Africa 24
- Broadcast area: Africa
- Headquarters: Nairobi, Kenya

Programming
- Language: French
- Picture format: 1080p HDTV (downscaled to 16:9 576i for SDTV feed)

Ownership
- Sister channels: Africa 24 Sport Africa 24 Infinity Africa 24 English

History
- Launched: 2009

Links
- Website: www.africa24tv.com

= Africa 24 =

Television news channel

Africa 24 is a 24/7 television news network devoted to news about Africa. It broadcasts in French to France, but is also available in Sub-Saharan Africa. In January 2013, Arab Satellite Communications Organization (Arabsat) announced that it would be making Africa 24 available to satellite subscribers in the Middle East and North Africa, intending to reach an audience of immigrants to the region from Sub-Saharan Africa.

==Programming==
Launched in 2009, Africa 24 is comparable with the United States-based news network CNN, Britain's BBC World News, France's France 24, the pan-European Euronews, Germany's Deutsche Welle, and Arab- and English-language news broadcaster Al Jazeera. The Africa 24 network also broadcasts some news programming on its website. Some core programming broadcast by Africa24 includes Journal Télévisé (JT), the evening summary of the day's news; Talks, a politics- and economics-oriented program that includes debates on current affairs topics; Sport, covering sports news across Africa; and Magazine, a cultural affairs program.

==Development==
Africa 24 was founded by Constant Nemale, President of the company Afrimédia SA, based in Saint-Cloud, France. Africa 24 accounts for a large part of the Holding S.A. Afrimédia International, headquartered in Luxembourg. 20% of this company is owned by the Republic of Equatorial Guinea and, as of 2012, the Republic of Cameroon. AFRIMEDIA has offered its stock to many other African states.

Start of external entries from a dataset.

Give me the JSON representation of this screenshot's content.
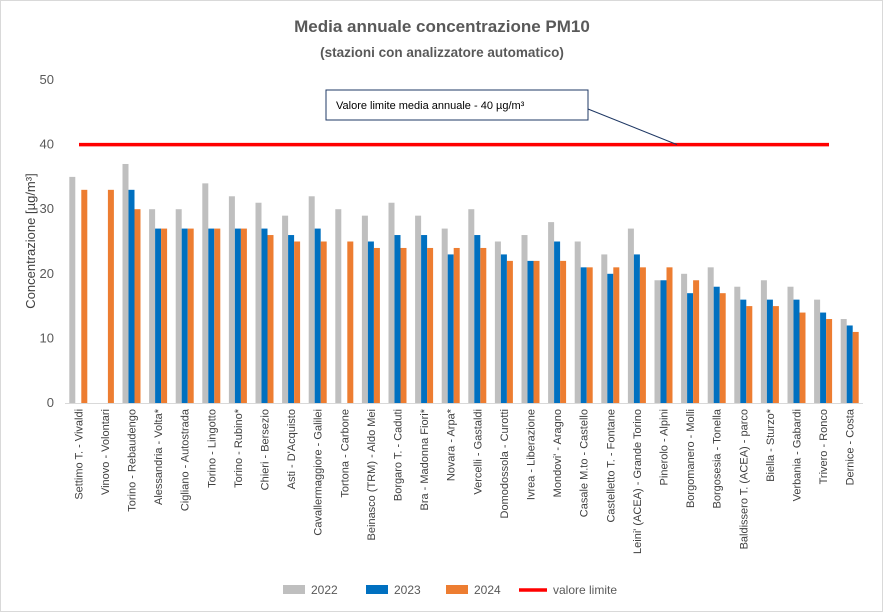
{
  "chart_data": {
    "type": "bar",
    "title": "Media annuale concentrazione PM10",
    "subtitle": "(stazioni con analizzatore automatico)",
    "ylabel": "Concentrazione [µg/m³]",
    "xlabel": "",
    "ylim": [
      0,
      50
    ],
    "yticks": [
      0,
      10,
      20,
      30,
      40,
      50
    ],
    "grid": false,
    "categories": [
      "Settimo T. - Vivaldi",
      "Vinovo - Volontari",
      "Torino - Rebaudengo",
      "Alessandria - Volta*",
      "Cigliano - Autostrada",
      "Torino - Lingotto",
      "Torino - Rubino*",
      "Chieri - Bersezio",
      "Asti - D'Acquisto",
      "Cavallermaggiore - Galilei",
      "Tortona - Carbone",
      "Beinasco (TRM) - Aldo Mei",
      "Borgaro T. - Caduti",
      "Bra - Madonna Fiori*",
      "Novara - Arpa*",
      "Vercelli - Gastaldi",
      "Domodossola - Curotti",
      "Ivrea - Liberazione",
      "Mondovi' - Aragno",
      "Casale M.to - Castello",
      "Castelletto T. - Fontane",
      "Leini' (ACEA) - Grande Torino",
      "Pinerolo - Alpini",
      "Borgomanero - Molli",
      "Borgosesia - Tonella",
      "Baldissero T. (ACEA) - parco",
      "Biella - Sturzo*",
      "Verbania - Gabardi",
      "Trivero - Ronco",
      "Dernice - Costa"
    ],
    "series": [
      {
        "name": "2022",
        "color": "#bfbfbf",
        "values": [
          35,
          null,
          37,
          30,
          30,
          34,
          32,
          31,
          29,
          32,
          30,
          29,
          31,
          29,
          27,
          30,
          25,
          26,
          28,
          25,
          23,
          27,
          19,
          20,
          21,
          18,
          19,
          18,
          16,
          13
        ]
      },
      {
        "name": "2023",
        "color": "#0070c0",
        "values": [
          null,
          null,
          33,
          27,
          27,
          27,
          27,
          27,
          26,
          27,
          null,
          25,
          26,
          26,
          23,
          26,
          23,
          22,
          25,
          21,
          20,
          23,
          19,
          17,
          18,
          16,
          16,
          16,
          14,
          12
        ]
      },
      {
        "name": "2024",
        "color": "#ed7d31",
        "values": [
          33,
          33,
          30,
          27,
          27,
          27,
          27,
          26,
          25,
          25,
          25,
          24,
          24,
          24,
          24,
          24,
          22,
          22,
          22,
          21,
          21,
          21,
          21,
          19,
          17,
          15,
          15,
          14,
          13,
          11
        ]
      }
    ],
    "limit_line": {
      "name": "valore limite",
      "value": 40,
      "color": "#ff0000"
    },
    "annotation": "Valore limite media annuale  - 40 µg/m³",
    "legend_position": "bottom"
  }
}
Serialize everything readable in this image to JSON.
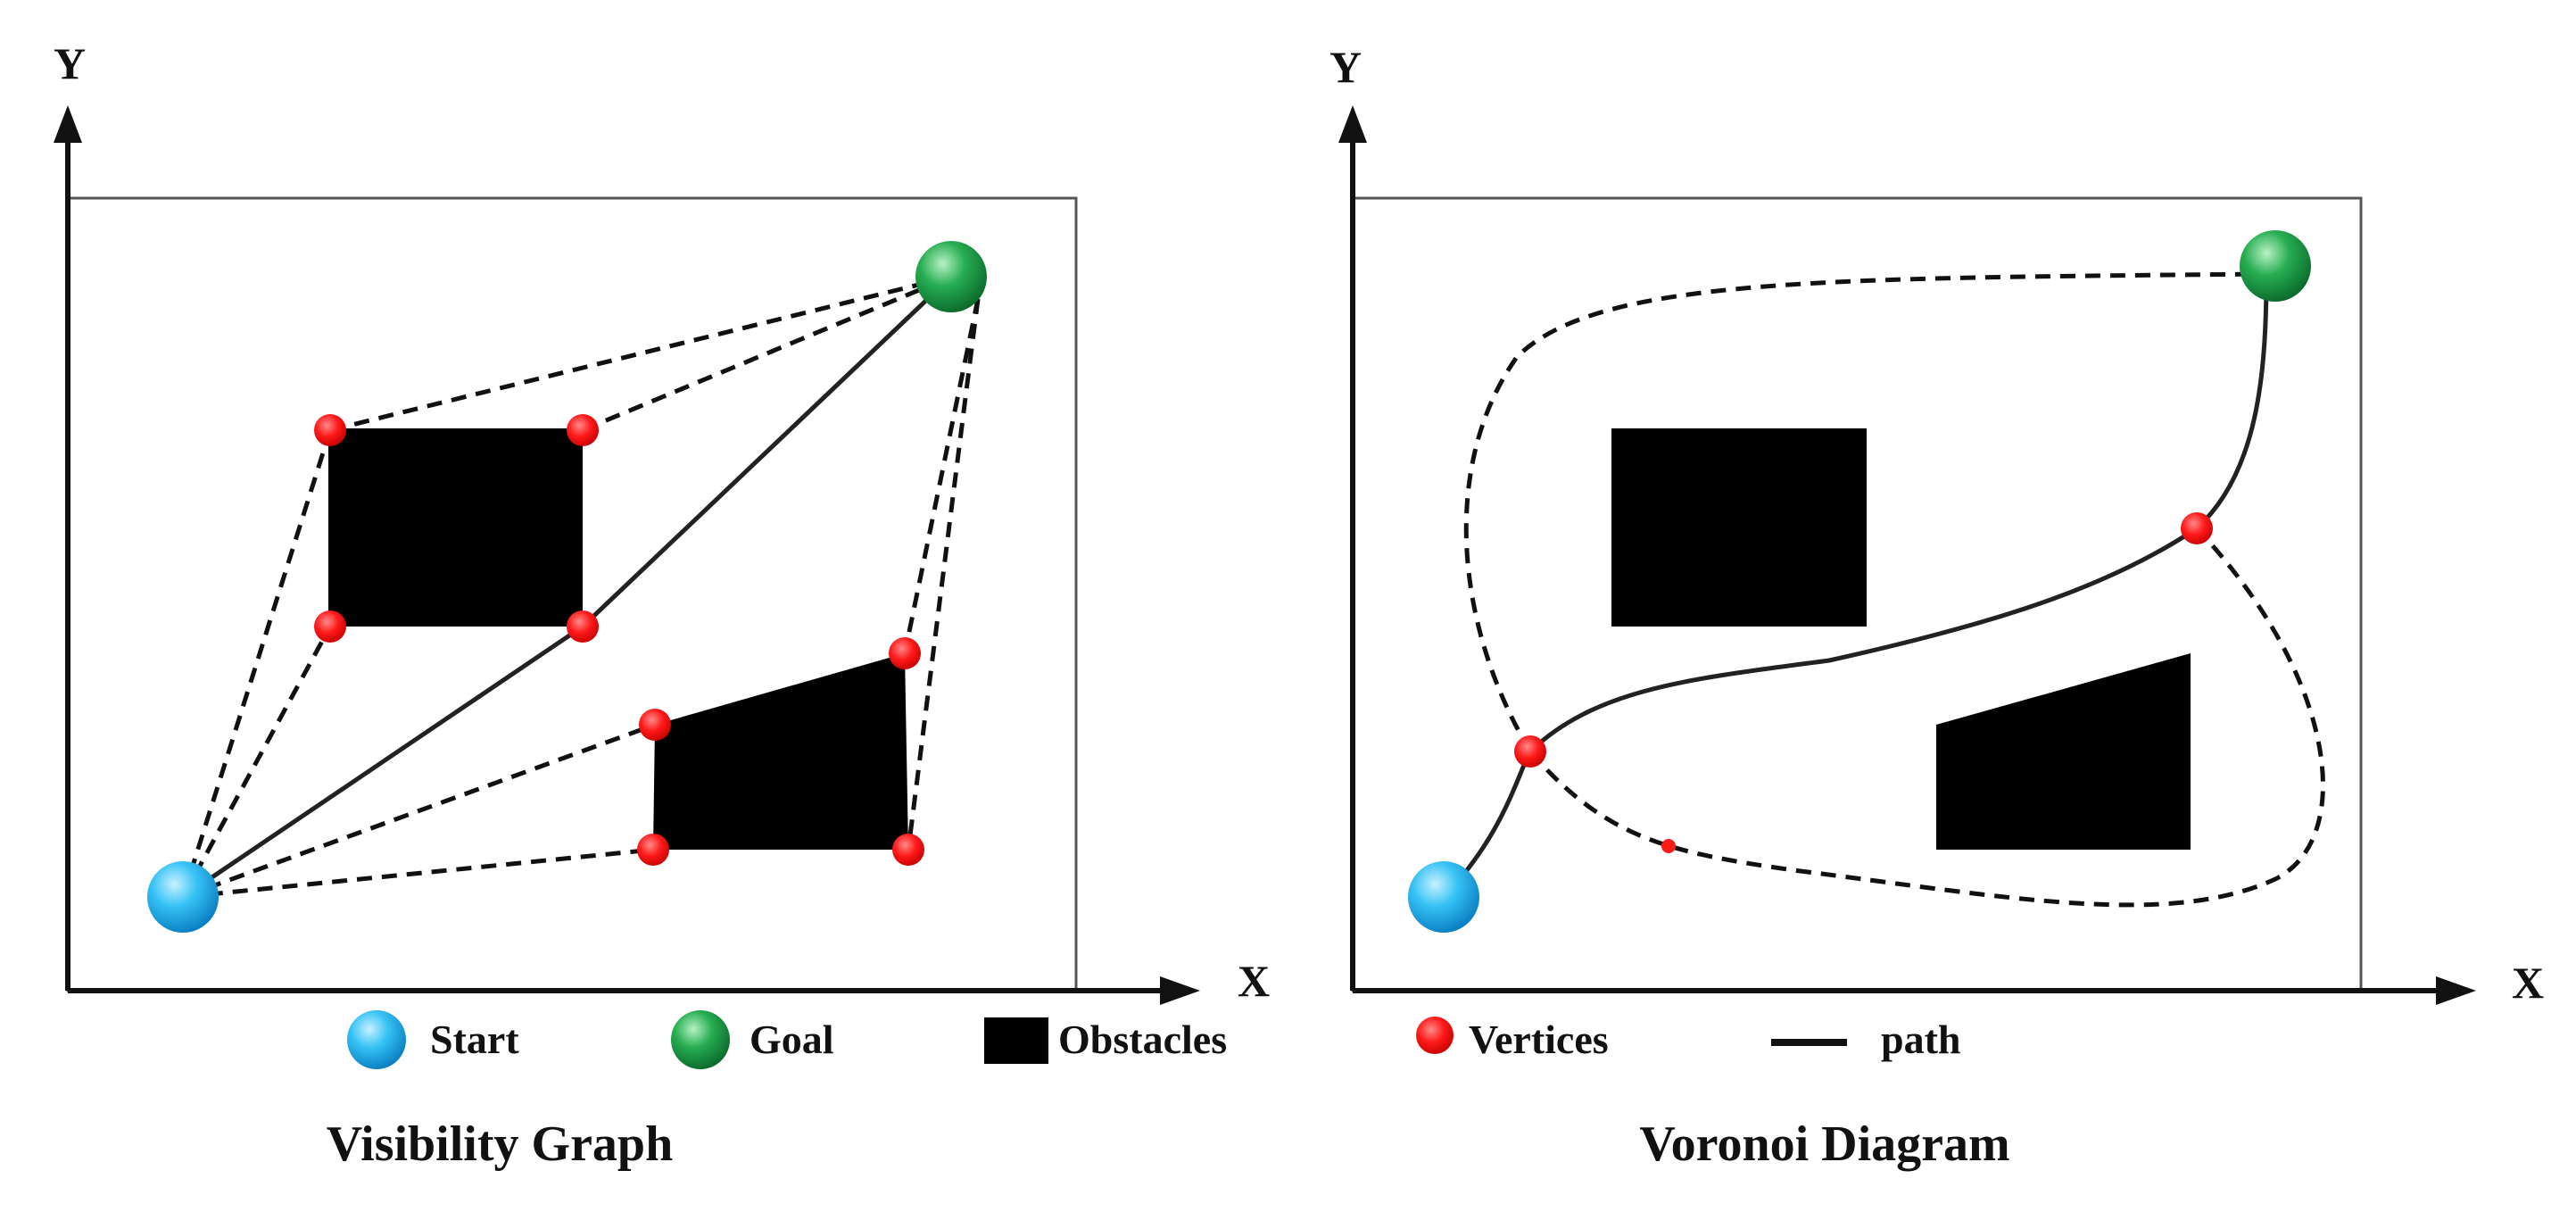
{
  "legend": {
    "start": "Start",
    "goal": "Goal",
    "obstacles": "Obstacles",
    "vertices": "Vertices",
    "path": "path"
  },
  "panels": [
    {
      "id": "visibility",
      "caption": "Visibility Graph",
      "x_axis_label": "X",
      "y_axis_label": "Y"
    },
    {
      "id": "voronoi",
      "caption": "Voronoi Diagram",
      "x_axis_label": "X",
      "y_axis_label": "Y"
    }
  ],
  "colors": {
    "start": "#29b6f6",
    "goal": "#1fa34a",
    "obstacle": "#000000",
    "vertex": "#ff1a1a",
    "path": "#222222",
    "frame": "#555555"
  }
}
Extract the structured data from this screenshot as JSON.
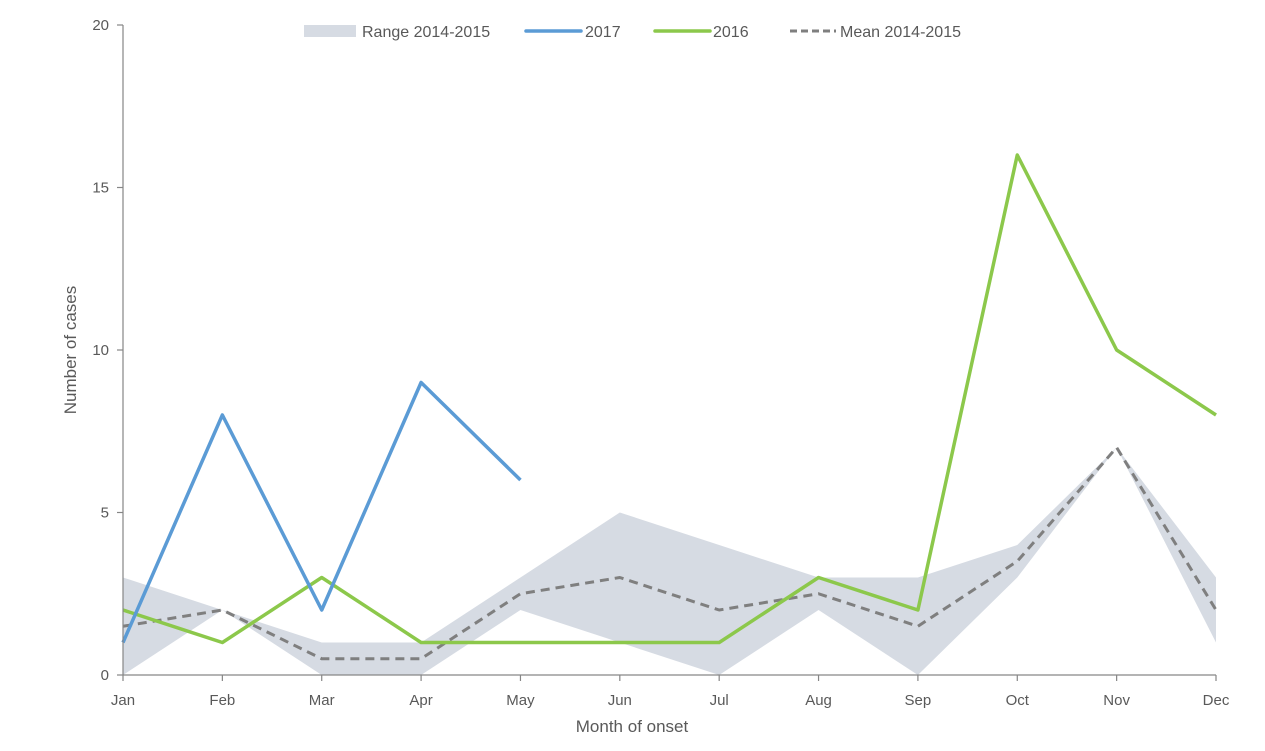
{
  "chart_data": {
    "type": "line",
    "title": "",
    "xlabel": "Month of onset",
    "ylabel": "Number of cases",
    "ylim": [
      0,
      20
    ],
    "yticks": [
      0,
      5,
      10,
      15,
      20
    ],
    "grid": false,
    "legend_position": "top",
    "categories": [
      "Jan",
      "Feb",
      "Mar",
      "Apr",
      "May",
      "Jun",
      "Jul",
      "Aug",
      "Sep",
      "Oct",
      "Nov",
      "Dec"
    ],
    "series": [
      {
        "name": "Range 2014-2015",
        "kind": "band",
        "color": "#d6dbe3",
        "lower": [
          0,
          2,
          0,
          0,
          2,
          1,
          0,
          2,
          0,
          3,
          7,
          1
        ],
        "upper": [
          3,
          2,
          1,
          1,
          3,
          5,
          4,
          3,
          3,
          4,
          7,
          3
        ]
      },
      {
        "name": "2017",
        "kind": "line",
        "color": "#5b9bd5",
        "values": [
          1,
          8,
          2,
          9,
          6
        ]
      },
      {
        "name": "2016",
        "kind": "line",
        "color": "#8cc84b",
        "values": [
          2,
          1,
          3,
          1,
          1,
          1,
          1,
          3,
          2,
          16,
          10,
          8
        ]
      },
      {
        "name": "Mean 2014-2015",
        "kind": "dashed",
        "color": "#7f7f7f",
        "values": [
          1.5,
          2,
          0.5,
          0.5,
          2.5,
          3,
          2,
          2.5,
          1.5,
          3.5,
          7,
          2
        ]
      }
    ]
  },
  "legend": {
    "items": [
      {
        "label": "Range 2014-2015",
        "style": "band",
        "color": "#d6dbe3"
      },
      {
        "label": "2017",
        "style": "line",
        "color": "#5b9bd5"
      },
      {
        "label": "2016",
        "style": "line",
        "color": "#8cc84b"
      },
      {
        "label": "Mean 2014-2015",
        "style": "dashed",
        "color": "#7f7f7f"
      }
    ]
  },
  "axes": {
    "x_title": "Month of onset",
    "y_title": "Number of cases",
    "axis_color": "#868686"
  }
}
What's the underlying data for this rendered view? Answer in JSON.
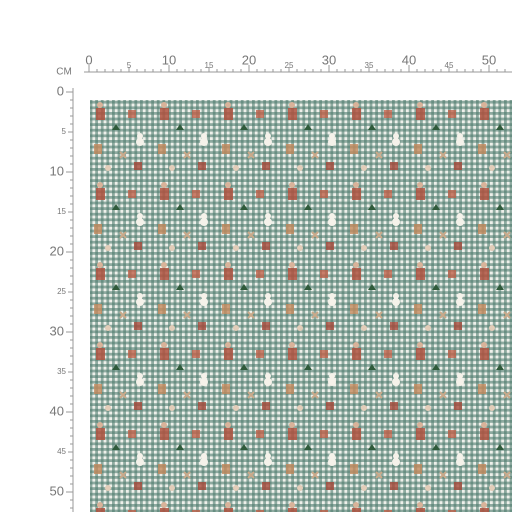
{
  "ruler": {
    "unit": "CM",
    "top_labels": [
      "0",
      "5",
      "10",
      "15",
      "20",
      "25",
      "30",
      "35",
      "40",
      "45",
      "50"
    ],
    "left_labels": [
      "0",
      "5",
      "10",
      "15",
      "20",
      "25",
      "30",
      "35",
      "40",
      "45",
      "50"
    ]
  }
}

Afrimedia France, editorial administrators of Africa 24, employed 94 staff in 2012. Two unions are officially present at the company.

==Believe in Africa==
In 2011, they launched the commercial label "Believe in Africa" with the support of their partners and multinational companies. The "Believe in Africa" label is aimed to support African businesses by boosting confidence in the quality of their workmanship. The label is based on the now internationally known Made in China label on the back of goods.

==The African News Room==
Every weekday evening, Africa 24 broadcasts a segment called the Africa News Room. The program starts at 17:30 GMT and ends at 18:30. The program is presented by Marie Angèle Toure and Khadija Sfar.
Africa News Room themes include economy, politics, education, health and society.

==The Talk==
The Talk is a segment of Africa 24 where the host Babylas Boton interviews African political, economic and social personalities. Ministers, writers, historians, economists and investors in Africa have appeared. One of the most famous people to appear on "The Talk" is the President of the National Assembly of Côte d'Ivoire, Mamadou Koulibaly.